Before this week, I had so many incredible synchronicities grace my flow. So many moments that felt easy, flowing, purposeful, and profound. It was like a breath of fresh air. I was able to move again, to feel connected, to feel like I matter. I suppose it really just comes down to self-love. I am able to love myself when I feel like I am in the Divine Flow, where I am creative and in the zone. And before that, I was just really angry. I was really angry on so many levels, and it was like poison. It poisoned my flow. I thought I had come out of it. I thought the synchronicities were pulling me out of that stagnant and stuck place, and yet I continue to exhibit behavior that suggests I'm struggling.

I'm truly convinced however that this behavior mostly comes from being underemployed. I have so much time on my hands that I feel useless. I woke up today with the thought that I am a useless bum. Where do these thoughts come from? How do I feel useful? Certainly not working a fucking desk job. So where do I find my inspiration? Where do I find the flow again? Like I said, I continue to feel incredibly inspired and yet it all bottles up and I have no idea how to get things moving. I long to collaborate with like-minded individuals. I long to join or create a group and get my ideas out there, get them moving.

Monday, October 6, 2014

Preface to the REAL First Post

Hi. I'm starting with a preface because well, let's face it: I'm verbose.

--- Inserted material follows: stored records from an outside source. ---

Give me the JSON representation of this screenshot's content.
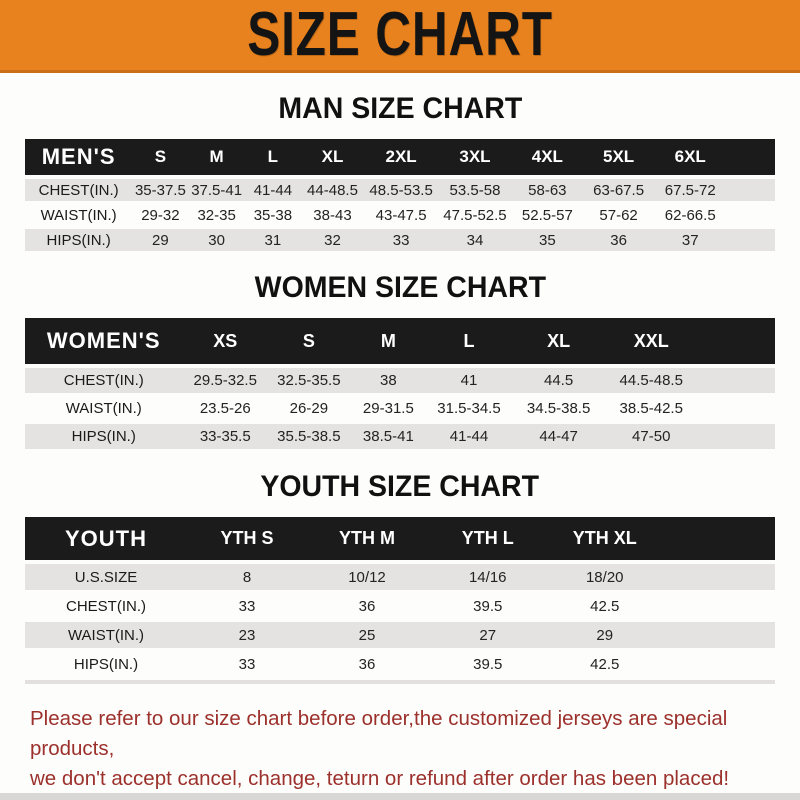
{
  "banner": {
    "title": "SIZE CHART"
  },
  "sections": [
    {
      "heading": "MAN SIZE CHART",
      "table": {
        "label": "MEN'S",
        "columns": [
          "S",
          "M",
          "L",
          "XL",
          "2XL",
          "3XL",
          "4XL",
          "5XL",
          "6XL"
        ],
        "rows": [
          {
            "label": "CHEST(IN.)",
            "values": [
              "35-37.5",
              "37.5-41",
              "41-44",
              "44-48.5",
              "48.5-53.5",
              "53.5-58",
              "58-63",
              "63-67.5",
              "67.5-72"
            ]
          },
          {
            "label": "WAIST(IN.)",
            "values": [
              "29-32",
              "32-35",
              "35-38",
              "38-43",
              "43-47.5",
              "47.5-52.5",
              "52.5-57",
              "57-62",
              "62-66.5"
            ]
          },
          {
            "label": "HIPS(IN.)",
            "values": [
              "29",
              "30",
              "31",
              "32",
              "33",
              "34",
              "35",
              "36",
              "37"
            ]
          }
        ]
      }
    },
    {
      "heading": "WOMEN SIZE CHART",
      "table": {
        "label": "WOMEN'S",
        "columns": [
          "XS",
          "S",
          "M",
          "L",
          "XL",
          "XXL"
        ],
        "rows": [
          {
            "label": "CHEST(IN.)",
            "values": [
              "29.5-32.5",
              "32.5-35.5",
              "38",
              "41",
              "44.5",
              "44.5-48.5"
            ]
          },
          {
            "label": "WAIST(IN.)",
            "values": [
              "23.5-26",
              "26-29",
              "29-31.5",
              "31.5-34.5",
              "34.5-38.5",
              "38.5-42.5"
            ]
          },
          {
            "label": "HIPS(IN.)",
            "values": [
              "33-35.5",
              "35.5-38.5",
              "38.5-41",
              "41-44",
              "44-47",
              "47-50"
            ]
          }
        ]
      }
    },
    {
      "heading": "YOUTH SIZE CHART",
      "table": {
        "label": "YOUTH",
        "columns": [
          "YTH S",
          "YTH M",
          "YTH L",
          "YTH XL"
        ],
        "rows": [
          {
            "label": "U.S.SIZE",
            "values": [
              "8",
              "10/12",
              "14/16",
              "18/20"
            ]
          },
          {
            "label": "CHEST(IN.)",
            "values": [
              "33",
              "36",
              "39.5",
              "42.5"
            ]
          },
          {
            "label": "WAIST(IN.)",
            "values": [
              "23",
              "25",
              "27",
              "29"
            ]
          },
          {
            "label": "HIPS(IN.)",
            "values": [
              "33",
              "36",
              "39.5",
              "42.5"
            ]
          }
        ]
      }
    }
  ],
  "footer": {
    "line1": "Please refer to our size chart before order,the customized jerseys are special products,",
    "line2": "we don't accept cancel, change, teturn or refund after order has been placed!"
  },
  "colors": {
    "banner_bg": "#E8821E",
    "header_bar_bg": "#1B1B1B",
    "row_stripe": "#E4E3E1",
    "note_text": "#9C302B"
  }
}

In my preface, I will start by saying that I've been continuously sharing all kinds of different posts of an activist and educational nature on Facebook recently, and have recently felt more committed to certain movements by supporting them on Facebook. It is important to share and expose as much information as possible that aligns with what one believes to be true. I have noticed recently however that while this is important, it feels incomplete somehow.

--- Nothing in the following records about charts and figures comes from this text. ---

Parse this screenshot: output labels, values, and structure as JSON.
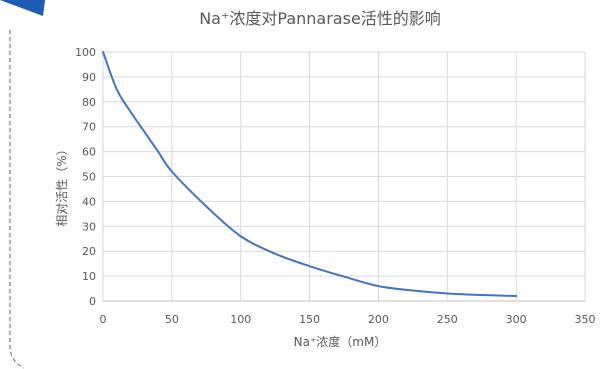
{
  "colors": {
    "line": "#4472C4",
    "grid": "#D9D9D9",
    "axis": "#BFBFBF",
    "text": "#595959",
    "corner_mark": "#1D5BB5",
    "dashed_border": "#7F7F7F"
  },
  "chart_data": {
    "type": "line",
    "title": "Na⁺浓度对Pannarase活性的影响",
    "xlabel": "Na⁺浓度（mM）",
    "ylabel": "相对活性（%）",
    "xlim": [
      0,
      350
    ],
    "ylim": [
      0,
      100
    ],
    "x_ticks": [
      "0",
      "50",
      "100",
      "150",
      "200",
      "250",
      "300",
      "350"
    ],
    "y_ticks": [
      "0",
      "10",
      "20",
      "30",
      "40",
      "50",
      "60",
      "70",
      "80",
      "90",
      "100"
    ],
    "grid": true,
    "legend": "none",
    "series": [
      {
        "x": [
          0,
          10,
          20,
          30,
          40,
          50,
          75,
          100,
          125,
          150,
          175,
          200,
          225,
          250,
          275,
          300
        ],
        "y": [
          100,
          85,
          76,
          68,
          60,
          52,
          38,
          26,
          19,
          14,
          9.8,
          6,
          4.2,
          3,
          2.4,
          2
        ]
      }
    ]
  }
}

I just realized as I re-posted something that it is extremely helpful to post articles and videos that are relevant to my passions and beliefs, but that the part I'm missing is actually making a contribution. I'm letting all these other people write their articles, make their videos, and do their research, but I'm not really taking responsibility for my own voice in that conversation. I am letting other voices speak through me. Allowing others to speak through you is an important and laudable action as well, but I think my own voice needs be heard too.

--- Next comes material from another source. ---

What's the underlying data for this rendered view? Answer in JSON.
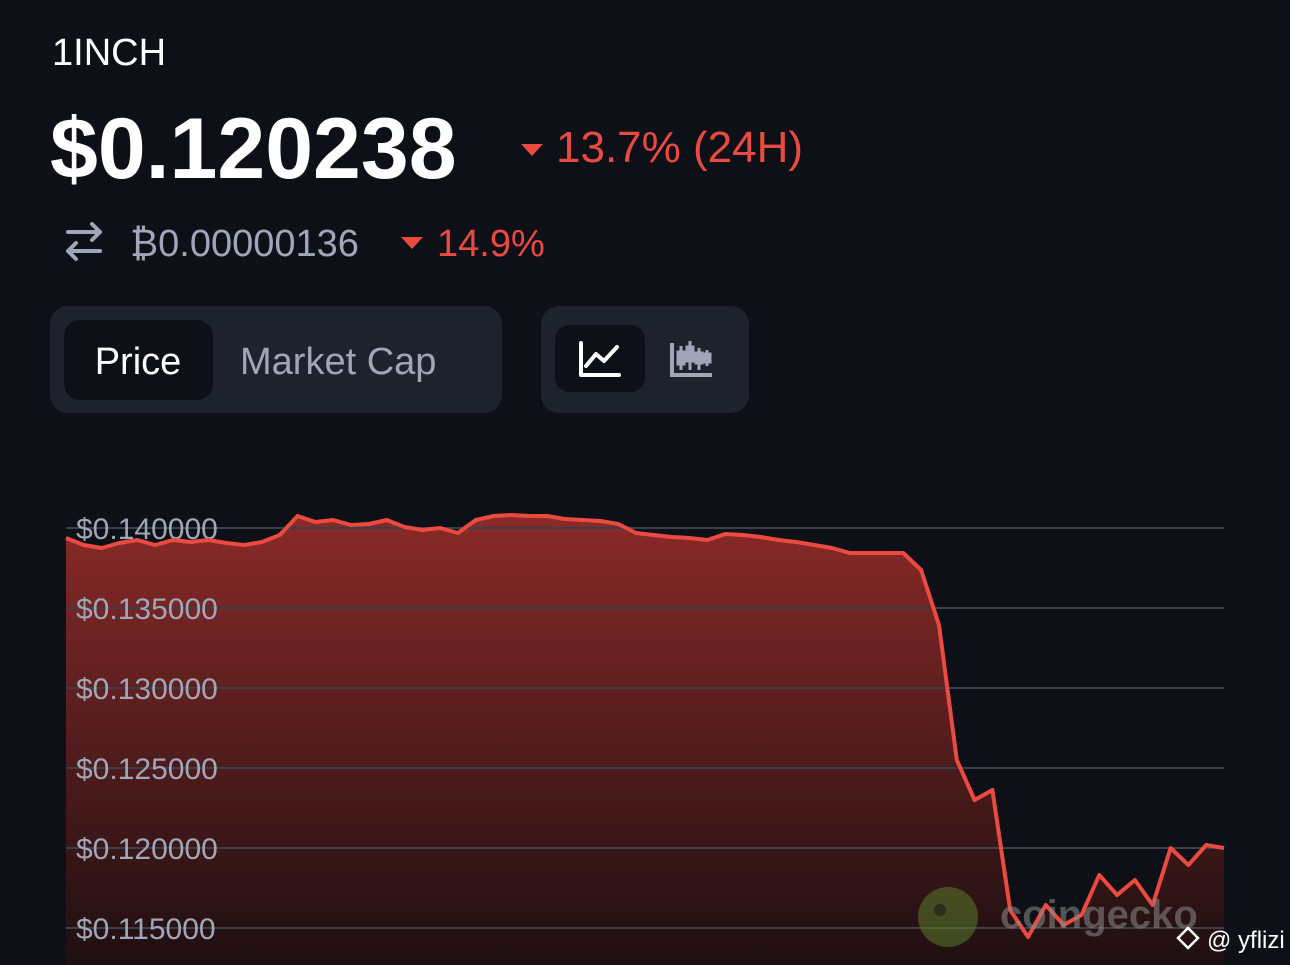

Right now, with this first post I feel inspired to just spout off some opinions about my passions, and won't have citations right off the bat. At first I just want to say whatever is kicking around in my head first.

With this first real post, I am setting an intention to make this blog worthy of its namesake, Luminous Form, and make each character of my work help to illuminate those who read it as much as possible. I have no expectations for how many people will agree with my opinion. This is, you could say, a selfish endeavor. I just want to get all these thoughts out of my head and onto the page, and actually start to work on developing my opinion while also citing supporting arguments from other people. Through the process of writing in this blog. I intend to make my voice more substantial and efficacious by citing relevant research in order to support my opinions.

I will be treating this blog as a creative space for me to grow and learn, and hopefully inspire some deep conversation along the way. I feel I'm stunted in taking the time to research and educate myself on the issues that I'm most passionate. I rely on word-of-mouth to inform my opinions currently, and passionately regurgitate them to whoever will listen, without ever taking the time to verify if what I'm saying is based in reality.

I intend to make this blog a way for me to change that, and begin to step more fully as an actor on the world stage; aspiring to be a person who unfolds his mystery and manifests his vision.